- Promotional poster
- Also known as: The Last Dance Is with Me
- Genre: Melodrama Romance
- Written by: Cho Yoon-young Ma Jin-won Son Hwang-won
- Directed by: Lee Seung-ryul
- Starring: Ji Sung Eugene Ryu Soo-young Lee Bo-young
- Composer: Edward Chun
- Country of origin: South Korea
- Original language: Korean
- No. of episodes: 20

Production
- Executive producer: Huh Woong
- Producer: Park Young-soo
- Editor: Kim Mi-kyung
- Running time: 60 minutes
- Production company: Logos Film

Original release
- Network: SBS TV
- Release: October 23, 2004 – January 2, 2005

= Save the Last Dance for Me (TV series) =

Save the Last Dance for Me is a 20-episode South Korean television series that aired on SBS from October 23, 2004 to January 2, 2005 on Saturdays and Sundays at 21:45. Starring Ji Sung, Eugene, Ryu Soo-young and Lee Bo-young. The drama revolves around two lovers who don't let amnesia get in the way of their romance.

==Plot==
Hyun-woo (Ji Sung) is the reluctant heir to his father's chemical company and engaged to be married to Soo-jin (Lee Bo-young). Eun-soo (Eugene) lives a simple life, running a bed and breakfast with her elderly father. Their paths cross one fateful night when, after a failed attempt on his life, Hyun-woo loses his memory in a car accident. Discovered on the roadside by Eun-soo and her father, they take him in, nursing him back to health. Over the course of his recovery, Eun-soo and Hyun-woo (whom she has named "Baek Chang-ho") fall in love.

On the day of their engagement, Eun-soo's father passes away. Following another attempt on Hyun-woo's life and a resulting accident, Hyun-woo regains his memory but forgets the year he spent with Eun-soo and leaves her to seek out his past life.

Eun-soo, in her determination to find her lost love, travels to the city where she meets Hyun-woo, who, in turn, gradually falls in love with her again. A close confidant of Hyun-woo, Tae-min, is revealed as a traitor seeking to gain control of Hyun-woo's company. Tae-min is ultimately exposed and Hyun-woo regains ownership of the company.

In a final, desperate attempt to get revenge on Hyun-woo, Tae-min tries to run him over, but instead of Hyun-woo, Eun-soo shows up and this accident paralyzes her from waist down. Refusing to be a burden to Hyun-woo, Eun-soo disappears to work as a teacher at a home for physically challenged children, until after a year of searching, Hyun-woo sees a familiar drawing, and the lovers reunite.
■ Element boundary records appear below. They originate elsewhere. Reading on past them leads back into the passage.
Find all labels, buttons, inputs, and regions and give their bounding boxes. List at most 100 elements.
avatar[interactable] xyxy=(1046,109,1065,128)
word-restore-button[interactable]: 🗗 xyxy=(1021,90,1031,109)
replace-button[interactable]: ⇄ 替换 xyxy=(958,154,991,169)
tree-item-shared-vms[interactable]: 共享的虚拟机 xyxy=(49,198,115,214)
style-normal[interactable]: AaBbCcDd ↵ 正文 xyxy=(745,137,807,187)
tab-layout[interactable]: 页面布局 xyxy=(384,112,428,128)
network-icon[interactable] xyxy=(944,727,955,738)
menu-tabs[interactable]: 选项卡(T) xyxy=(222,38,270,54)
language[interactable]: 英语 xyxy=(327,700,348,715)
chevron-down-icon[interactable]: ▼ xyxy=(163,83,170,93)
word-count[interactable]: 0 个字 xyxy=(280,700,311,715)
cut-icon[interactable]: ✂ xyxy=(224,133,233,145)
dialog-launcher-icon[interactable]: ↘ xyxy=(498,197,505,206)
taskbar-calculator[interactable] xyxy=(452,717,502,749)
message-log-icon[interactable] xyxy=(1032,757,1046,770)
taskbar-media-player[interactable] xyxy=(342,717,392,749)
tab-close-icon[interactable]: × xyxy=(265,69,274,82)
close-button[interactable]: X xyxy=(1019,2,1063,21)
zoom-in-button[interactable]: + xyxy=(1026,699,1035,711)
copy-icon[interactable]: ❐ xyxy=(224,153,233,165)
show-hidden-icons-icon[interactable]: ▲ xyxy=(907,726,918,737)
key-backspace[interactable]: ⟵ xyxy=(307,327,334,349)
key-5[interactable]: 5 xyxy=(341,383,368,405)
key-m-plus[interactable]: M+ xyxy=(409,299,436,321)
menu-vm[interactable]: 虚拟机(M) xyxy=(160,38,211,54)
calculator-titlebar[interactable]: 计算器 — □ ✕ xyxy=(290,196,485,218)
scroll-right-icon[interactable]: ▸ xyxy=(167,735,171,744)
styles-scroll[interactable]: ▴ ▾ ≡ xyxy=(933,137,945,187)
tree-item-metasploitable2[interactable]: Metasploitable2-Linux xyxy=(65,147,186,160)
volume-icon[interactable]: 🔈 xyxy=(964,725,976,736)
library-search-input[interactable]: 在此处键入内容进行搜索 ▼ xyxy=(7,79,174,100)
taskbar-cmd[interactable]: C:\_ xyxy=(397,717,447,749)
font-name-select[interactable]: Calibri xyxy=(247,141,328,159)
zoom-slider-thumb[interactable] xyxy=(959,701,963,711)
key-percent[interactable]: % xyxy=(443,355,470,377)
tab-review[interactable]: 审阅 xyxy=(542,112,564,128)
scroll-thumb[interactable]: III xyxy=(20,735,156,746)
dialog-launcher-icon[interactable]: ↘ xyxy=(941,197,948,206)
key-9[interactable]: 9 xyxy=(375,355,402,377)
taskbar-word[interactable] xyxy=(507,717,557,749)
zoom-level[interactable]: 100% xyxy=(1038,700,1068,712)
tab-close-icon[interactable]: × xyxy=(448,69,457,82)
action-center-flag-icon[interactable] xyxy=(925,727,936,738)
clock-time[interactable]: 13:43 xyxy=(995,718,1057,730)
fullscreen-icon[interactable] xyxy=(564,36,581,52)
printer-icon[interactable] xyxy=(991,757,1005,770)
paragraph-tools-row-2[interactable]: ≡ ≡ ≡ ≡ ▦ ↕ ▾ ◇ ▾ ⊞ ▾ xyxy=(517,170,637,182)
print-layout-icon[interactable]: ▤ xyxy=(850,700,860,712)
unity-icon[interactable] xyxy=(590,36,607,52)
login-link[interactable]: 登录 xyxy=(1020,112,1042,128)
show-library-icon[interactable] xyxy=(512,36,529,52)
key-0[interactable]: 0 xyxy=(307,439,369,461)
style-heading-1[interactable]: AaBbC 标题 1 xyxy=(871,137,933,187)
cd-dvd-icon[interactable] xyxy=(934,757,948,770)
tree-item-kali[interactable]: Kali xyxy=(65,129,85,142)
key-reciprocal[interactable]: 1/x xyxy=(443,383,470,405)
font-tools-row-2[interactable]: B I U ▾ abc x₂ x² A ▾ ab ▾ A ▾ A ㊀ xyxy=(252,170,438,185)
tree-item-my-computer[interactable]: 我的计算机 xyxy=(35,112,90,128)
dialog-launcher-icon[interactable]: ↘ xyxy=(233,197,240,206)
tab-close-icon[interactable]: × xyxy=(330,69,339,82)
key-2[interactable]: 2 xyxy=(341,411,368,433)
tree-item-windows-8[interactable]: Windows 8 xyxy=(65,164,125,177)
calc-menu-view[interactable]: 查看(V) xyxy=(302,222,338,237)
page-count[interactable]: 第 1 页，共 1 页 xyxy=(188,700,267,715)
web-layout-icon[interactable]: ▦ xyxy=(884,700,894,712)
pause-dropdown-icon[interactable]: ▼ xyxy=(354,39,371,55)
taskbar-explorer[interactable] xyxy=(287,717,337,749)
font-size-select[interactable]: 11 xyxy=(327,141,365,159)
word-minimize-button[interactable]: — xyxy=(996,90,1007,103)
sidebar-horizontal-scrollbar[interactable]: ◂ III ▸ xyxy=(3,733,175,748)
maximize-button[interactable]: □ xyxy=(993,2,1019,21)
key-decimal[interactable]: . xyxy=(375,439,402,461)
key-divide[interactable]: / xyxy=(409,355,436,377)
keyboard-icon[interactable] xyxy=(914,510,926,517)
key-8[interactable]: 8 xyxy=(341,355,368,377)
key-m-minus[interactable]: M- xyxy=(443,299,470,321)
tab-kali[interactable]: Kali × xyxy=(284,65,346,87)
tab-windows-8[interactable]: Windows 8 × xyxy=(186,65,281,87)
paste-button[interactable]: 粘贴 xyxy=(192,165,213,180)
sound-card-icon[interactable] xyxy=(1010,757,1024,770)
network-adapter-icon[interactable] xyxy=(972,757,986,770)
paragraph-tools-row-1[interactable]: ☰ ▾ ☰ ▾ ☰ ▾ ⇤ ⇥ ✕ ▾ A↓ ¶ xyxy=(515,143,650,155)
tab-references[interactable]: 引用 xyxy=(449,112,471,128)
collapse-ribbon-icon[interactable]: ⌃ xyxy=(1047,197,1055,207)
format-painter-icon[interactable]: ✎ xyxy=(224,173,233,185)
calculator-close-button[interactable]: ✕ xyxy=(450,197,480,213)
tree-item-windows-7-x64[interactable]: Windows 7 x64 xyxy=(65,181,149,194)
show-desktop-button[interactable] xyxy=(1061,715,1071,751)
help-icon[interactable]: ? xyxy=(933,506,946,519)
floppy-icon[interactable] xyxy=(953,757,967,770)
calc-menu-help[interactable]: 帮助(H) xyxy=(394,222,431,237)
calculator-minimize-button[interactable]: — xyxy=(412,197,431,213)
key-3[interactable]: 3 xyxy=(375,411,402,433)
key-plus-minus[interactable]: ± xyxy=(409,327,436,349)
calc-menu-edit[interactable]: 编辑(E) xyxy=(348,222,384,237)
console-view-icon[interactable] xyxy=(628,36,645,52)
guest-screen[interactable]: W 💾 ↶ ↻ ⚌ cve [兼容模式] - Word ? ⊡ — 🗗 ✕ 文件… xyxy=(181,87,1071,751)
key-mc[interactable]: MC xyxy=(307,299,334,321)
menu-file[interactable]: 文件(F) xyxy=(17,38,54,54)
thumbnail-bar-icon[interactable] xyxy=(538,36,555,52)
The final credits show Eun-soo learning to walk again with Hyun-woo's assistance.

==Cast==

===Main characters===
- Ji Sung as Kang Hyun-woo
Hyun-woo is the heir to a large Korean conglomerate. He loses his memory after a failed attempt on his life by Tae-min, a rival who wants control of the company. He is affectionately called "Baek Chang-ho" by Eun-soo when he could not recall his name.
- Eugene as Ji Eun-soo
Eun-soo falls in love with Hyun-woo while helping him recover his memory and they were engaged to be married before he vanishes. She searches for him and works in his company, determined to try to get him to remember the time he spent with her.
- Ryu Soo-young as Jung Tae-min
Tae-min is a confidant of Hyun-woo's father. He is loyal to the family and is a hardworking guy but there's more to him than meets the eye. Every decision he makes is a ploy to deceive Hyun-woo's family in order to take control of the company. He falls in love with Eun-soo in the middle of the drama.
- Lee Bo-young as Yoon Soo-jin
Soo-jin was Hyun-woo's fiancée-to-be. Even after the "death" of Hyun-woo, she's still devoted to him and waited for his return. At first she was nice and caring, until Eun-soo steps into the picture which drove Soo-jin to the point where she tries to commit suicide.

===Supporting characters===
- Lee Hye-young as Kang Hyun-jung
- Kim Mu-saeng as Chairman Kang
- Kim Young-ran as Ms. Park
- Park In-hwan as Eun-soo's father
- Kim Min-jung as Ms. Oh
- Kim Min-joo as Ahn Jang-mi
- Ahn Sun-young as Choo Sun-young
- Suh Kyung Suk as Park Ho-jin
- Kim Hong-pyo as Choi Suk-koo
- Kang Ji-hwan as Shin Jung-kyu
- Shin Kwi-sik as Yoon Ui-won
- Kim Hyung-ja as Ms. Son Yoo-rim
- Kim Byung-ki as Boss Joo Sa-rang

==Remakes==
There are three unofficial remakes: Indonesia's Aku Bukan Untukmu ("I'm not for you") in 2005; Taiwan's The Prince Who Turns into a Frog in 2005; and Mainland China's Waking Love Up in 2011.